Climate Change and the Accountance Profession
In acknowledgement of the fact that climate change is so fundamental to the future, ACCA has prioritised the consideration of it - after all; the typical accounting profession has a pivotal position within an organisation, and is well qualified to make a vital contribution toward climate change policy and implementation, in areas such as:
• Evaluating the returns on low-carbon investment proposals
• Developing organisation-relevant carbon and GHG KPIs and related measurement protocols
• Advising employers and clients about how emissions trading regimes operate and developing related response strategies
• Providing improved disclosure of information through the annual reports and accounts
• Auditing and assuring carbon and GHG disclosures
• Advising employers and clients as to the best courses to take in adapting to climate change
• Generally quantifying and profiling the financial consequence of climate change.
To achieve these results on an international scale requires collaborative and concentrated effort. ACCA is doing its part but cannot effect such fundamental change alone. As a start, within the profession, all accountancy bodies should implement post-qualification training programmes for members in public practice, and the public and private sectors, focussing especially upon issues relating emissions trading schemes, carbon intensity and risk, and emissions disclosure and verification.
Accountancy professional bodies then need to look at the syllabus to influence and prepare today’s students for tomorrow’s worlds, which ACCA has done already.
Standards and Legislation
Increasingly governments are treating carbon reduction standards at the level of the national economy without providing the measurement tools for companies and other organisations to meet those targets. ACCA believes that a standard designed to account for carbon emissions represent a new chapter in accounting standard setting.

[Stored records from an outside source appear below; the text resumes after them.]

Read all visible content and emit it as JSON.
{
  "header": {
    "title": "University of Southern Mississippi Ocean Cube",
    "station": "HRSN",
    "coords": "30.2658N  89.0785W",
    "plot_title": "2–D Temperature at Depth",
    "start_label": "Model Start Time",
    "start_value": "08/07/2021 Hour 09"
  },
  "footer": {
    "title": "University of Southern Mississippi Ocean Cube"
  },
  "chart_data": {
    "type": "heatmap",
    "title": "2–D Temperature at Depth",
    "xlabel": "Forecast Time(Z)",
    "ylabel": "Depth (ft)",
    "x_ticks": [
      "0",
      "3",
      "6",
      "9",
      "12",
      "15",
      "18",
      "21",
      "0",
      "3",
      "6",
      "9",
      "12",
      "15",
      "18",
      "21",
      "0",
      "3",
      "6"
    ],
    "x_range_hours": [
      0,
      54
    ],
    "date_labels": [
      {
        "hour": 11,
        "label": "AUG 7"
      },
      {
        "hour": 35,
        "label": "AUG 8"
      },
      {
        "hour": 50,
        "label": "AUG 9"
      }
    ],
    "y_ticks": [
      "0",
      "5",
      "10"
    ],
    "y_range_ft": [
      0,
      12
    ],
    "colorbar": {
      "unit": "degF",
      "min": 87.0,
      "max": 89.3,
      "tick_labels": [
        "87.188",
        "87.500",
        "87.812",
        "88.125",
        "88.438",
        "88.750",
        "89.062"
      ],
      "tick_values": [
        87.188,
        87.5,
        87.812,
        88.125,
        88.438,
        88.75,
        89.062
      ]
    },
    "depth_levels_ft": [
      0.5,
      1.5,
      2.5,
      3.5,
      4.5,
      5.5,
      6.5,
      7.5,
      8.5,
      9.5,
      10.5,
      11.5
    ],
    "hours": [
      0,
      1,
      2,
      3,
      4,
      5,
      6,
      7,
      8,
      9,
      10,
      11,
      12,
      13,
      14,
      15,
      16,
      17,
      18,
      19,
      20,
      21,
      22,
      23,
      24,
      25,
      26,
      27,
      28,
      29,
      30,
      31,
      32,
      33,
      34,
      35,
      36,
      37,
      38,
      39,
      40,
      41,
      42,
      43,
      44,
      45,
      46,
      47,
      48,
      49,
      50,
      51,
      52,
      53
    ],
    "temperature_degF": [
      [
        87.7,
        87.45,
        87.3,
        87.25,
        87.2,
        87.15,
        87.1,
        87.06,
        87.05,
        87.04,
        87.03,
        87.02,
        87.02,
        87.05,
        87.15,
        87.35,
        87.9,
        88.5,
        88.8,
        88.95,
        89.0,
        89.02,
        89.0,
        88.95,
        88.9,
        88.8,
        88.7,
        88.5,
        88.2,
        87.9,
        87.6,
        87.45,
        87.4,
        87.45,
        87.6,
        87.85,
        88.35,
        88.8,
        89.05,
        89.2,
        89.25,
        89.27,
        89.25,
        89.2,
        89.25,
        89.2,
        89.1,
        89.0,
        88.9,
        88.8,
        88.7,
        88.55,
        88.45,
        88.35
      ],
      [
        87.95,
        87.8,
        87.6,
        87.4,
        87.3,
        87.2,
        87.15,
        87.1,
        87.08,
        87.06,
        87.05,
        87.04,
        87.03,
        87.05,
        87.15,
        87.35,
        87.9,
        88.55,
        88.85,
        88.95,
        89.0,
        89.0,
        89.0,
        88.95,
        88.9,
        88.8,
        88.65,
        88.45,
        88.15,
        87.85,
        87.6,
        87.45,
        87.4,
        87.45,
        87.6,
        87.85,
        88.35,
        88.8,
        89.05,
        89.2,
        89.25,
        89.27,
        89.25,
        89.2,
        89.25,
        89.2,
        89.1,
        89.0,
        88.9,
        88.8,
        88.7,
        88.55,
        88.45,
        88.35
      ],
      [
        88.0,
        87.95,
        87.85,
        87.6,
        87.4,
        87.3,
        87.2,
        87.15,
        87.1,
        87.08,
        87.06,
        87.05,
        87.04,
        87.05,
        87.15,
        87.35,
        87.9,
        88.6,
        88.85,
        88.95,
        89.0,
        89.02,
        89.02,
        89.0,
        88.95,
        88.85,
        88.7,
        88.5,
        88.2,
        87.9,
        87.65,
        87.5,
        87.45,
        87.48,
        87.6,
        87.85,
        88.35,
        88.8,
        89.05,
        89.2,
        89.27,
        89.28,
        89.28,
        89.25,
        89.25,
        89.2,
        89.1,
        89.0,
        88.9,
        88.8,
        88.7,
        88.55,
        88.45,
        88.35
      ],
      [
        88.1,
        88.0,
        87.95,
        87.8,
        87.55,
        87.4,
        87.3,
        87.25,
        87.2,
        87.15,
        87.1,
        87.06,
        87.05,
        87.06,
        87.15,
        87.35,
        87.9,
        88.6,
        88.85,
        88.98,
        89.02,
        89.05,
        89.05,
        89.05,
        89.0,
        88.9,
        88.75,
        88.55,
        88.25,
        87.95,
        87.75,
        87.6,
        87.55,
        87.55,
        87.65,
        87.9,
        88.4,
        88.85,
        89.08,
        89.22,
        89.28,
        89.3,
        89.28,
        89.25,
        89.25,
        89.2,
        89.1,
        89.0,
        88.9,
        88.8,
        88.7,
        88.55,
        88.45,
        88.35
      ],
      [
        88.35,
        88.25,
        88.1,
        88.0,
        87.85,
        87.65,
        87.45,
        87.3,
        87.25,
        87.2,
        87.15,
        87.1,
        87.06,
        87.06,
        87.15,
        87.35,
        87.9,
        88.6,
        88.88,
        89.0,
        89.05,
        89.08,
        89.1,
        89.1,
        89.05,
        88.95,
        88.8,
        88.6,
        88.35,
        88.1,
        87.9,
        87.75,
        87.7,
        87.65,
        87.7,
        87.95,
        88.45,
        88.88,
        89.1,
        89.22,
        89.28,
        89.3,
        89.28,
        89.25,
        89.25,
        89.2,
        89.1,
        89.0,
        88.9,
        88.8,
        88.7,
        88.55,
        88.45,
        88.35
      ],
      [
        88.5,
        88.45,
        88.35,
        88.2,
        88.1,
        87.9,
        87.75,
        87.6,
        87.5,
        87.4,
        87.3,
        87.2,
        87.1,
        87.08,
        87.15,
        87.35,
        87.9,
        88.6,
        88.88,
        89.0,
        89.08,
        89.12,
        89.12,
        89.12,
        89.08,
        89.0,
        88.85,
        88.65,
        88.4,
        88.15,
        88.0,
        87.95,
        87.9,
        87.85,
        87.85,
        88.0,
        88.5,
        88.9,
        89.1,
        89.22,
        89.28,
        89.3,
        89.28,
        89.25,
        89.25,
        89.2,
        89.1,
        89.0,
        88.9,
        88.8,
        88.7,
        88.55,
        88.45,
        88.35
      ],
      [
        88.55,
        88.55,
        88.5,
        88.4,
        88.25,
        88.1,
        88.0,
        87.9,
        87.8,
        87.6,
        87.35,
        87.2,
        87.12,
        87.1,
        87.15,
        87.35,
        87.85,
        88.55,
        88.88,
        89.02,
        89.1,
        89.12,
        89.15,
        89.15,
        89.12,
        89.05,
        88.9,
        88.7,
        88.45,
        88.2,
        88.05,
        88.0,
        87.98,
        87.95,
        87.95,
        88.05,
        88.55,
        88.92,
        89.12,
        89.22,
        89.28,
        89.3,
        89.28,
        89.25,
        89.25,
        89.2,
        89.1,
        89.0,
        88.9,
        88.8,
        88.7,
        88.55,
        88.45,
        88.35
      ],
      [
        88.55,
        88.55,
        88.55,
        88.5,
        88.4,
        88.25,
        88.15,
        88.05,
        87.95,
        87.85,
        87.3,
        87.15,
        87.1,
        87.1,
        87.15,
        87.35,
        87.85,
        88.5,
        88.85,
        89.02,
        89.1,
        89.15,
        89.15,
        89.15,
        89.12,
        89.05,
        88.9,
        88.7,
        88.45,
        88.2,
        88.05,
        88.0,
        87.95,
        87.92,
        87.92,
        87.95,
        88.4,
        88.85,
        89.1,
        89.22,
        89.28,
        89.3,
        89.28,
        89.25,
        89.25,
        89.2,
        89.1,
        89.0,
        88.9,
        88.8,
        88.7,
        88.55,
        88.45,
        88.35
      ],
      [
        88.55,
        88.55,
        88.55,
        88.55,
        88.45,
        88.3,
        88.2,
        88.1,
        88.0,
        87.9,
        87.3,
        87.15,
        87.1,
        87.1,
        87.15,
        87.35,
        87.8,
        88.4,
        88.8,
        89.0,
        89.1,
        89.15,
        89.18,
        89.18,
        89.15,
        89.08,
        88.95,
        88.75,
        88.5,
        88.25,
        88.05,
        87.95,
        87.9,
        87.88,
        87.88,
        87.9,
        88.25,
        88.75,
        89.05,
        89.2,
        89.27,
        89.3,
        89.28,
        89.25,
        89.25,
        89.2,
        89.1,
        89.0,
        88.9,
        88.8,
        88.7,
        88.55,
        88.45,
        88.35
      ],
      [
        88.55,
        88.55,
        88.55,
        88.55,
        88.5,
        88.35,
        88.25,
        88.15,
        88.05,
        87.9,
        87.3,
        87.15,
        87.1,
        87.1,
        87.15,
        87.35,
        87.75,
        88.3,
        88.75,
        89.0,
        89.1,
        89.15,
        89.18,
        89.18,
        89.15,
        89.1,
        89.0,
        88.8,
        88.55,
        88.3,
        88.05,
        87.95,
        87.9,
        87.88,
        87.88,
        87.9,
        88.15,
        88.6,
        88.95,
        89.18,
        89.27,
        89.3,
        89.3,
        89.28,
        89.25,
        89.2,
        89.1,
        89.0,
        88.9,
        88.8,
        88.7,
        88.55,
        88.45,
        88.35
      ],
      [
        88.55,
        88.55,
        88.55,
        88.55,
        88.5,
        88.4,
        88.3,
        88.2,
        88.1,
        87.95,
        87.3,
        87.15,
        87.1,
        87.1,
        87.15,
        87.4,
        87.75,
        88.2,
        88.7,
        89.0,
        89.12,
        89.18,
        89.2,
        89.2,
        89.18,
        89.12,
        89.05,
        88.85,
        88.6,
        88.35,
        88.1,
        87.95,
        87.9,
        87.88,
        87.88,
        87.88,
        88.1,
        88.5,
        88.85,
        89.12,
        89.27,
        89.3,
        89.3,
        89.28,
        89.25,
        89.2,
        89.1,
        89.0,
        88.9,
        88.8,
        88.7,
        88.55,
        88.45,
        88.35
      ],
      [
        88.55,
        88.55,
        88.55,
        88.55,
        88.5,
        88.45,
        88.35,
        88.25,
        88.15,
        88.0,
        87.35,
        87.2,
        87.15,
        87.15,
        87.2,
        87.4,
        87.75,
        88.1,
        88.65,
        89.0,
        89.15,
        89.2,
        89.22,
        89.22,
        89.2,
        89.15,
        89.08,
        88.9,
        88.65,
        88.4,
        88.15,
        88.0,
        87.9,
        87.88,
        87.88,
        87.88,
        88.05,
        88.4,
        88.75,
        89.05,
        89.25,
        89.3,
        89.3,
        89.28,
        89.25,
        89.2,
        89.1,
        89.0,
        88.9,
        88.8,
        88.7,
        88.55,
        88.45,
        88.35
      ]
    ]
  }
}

ACCA acknowledges that the design of such a standard would, of necessity, be a multi-disciplinary exercise. At the very least, the project team would need to contain economists and engineers as well as accounting professionals.
The Way Forward
We face an
interesting future. An internationally accepted carbon reporting standard an carbon accounting standard have yet to materialise, but developments an collaborators will be fascinating to watch. ACCA remains certain that the accounting profession's most significant contribution - and one of the most influential for the business world – would before it own accounting standard-setter body to publish a carbon accounting standard.
The human race is at an important crossroad and will require all its famed ingenuity to continue to develop. The accounting profession must play its part in correcting the greatest and widest-ranging market failure ever seen, says Dr Q. Simpson.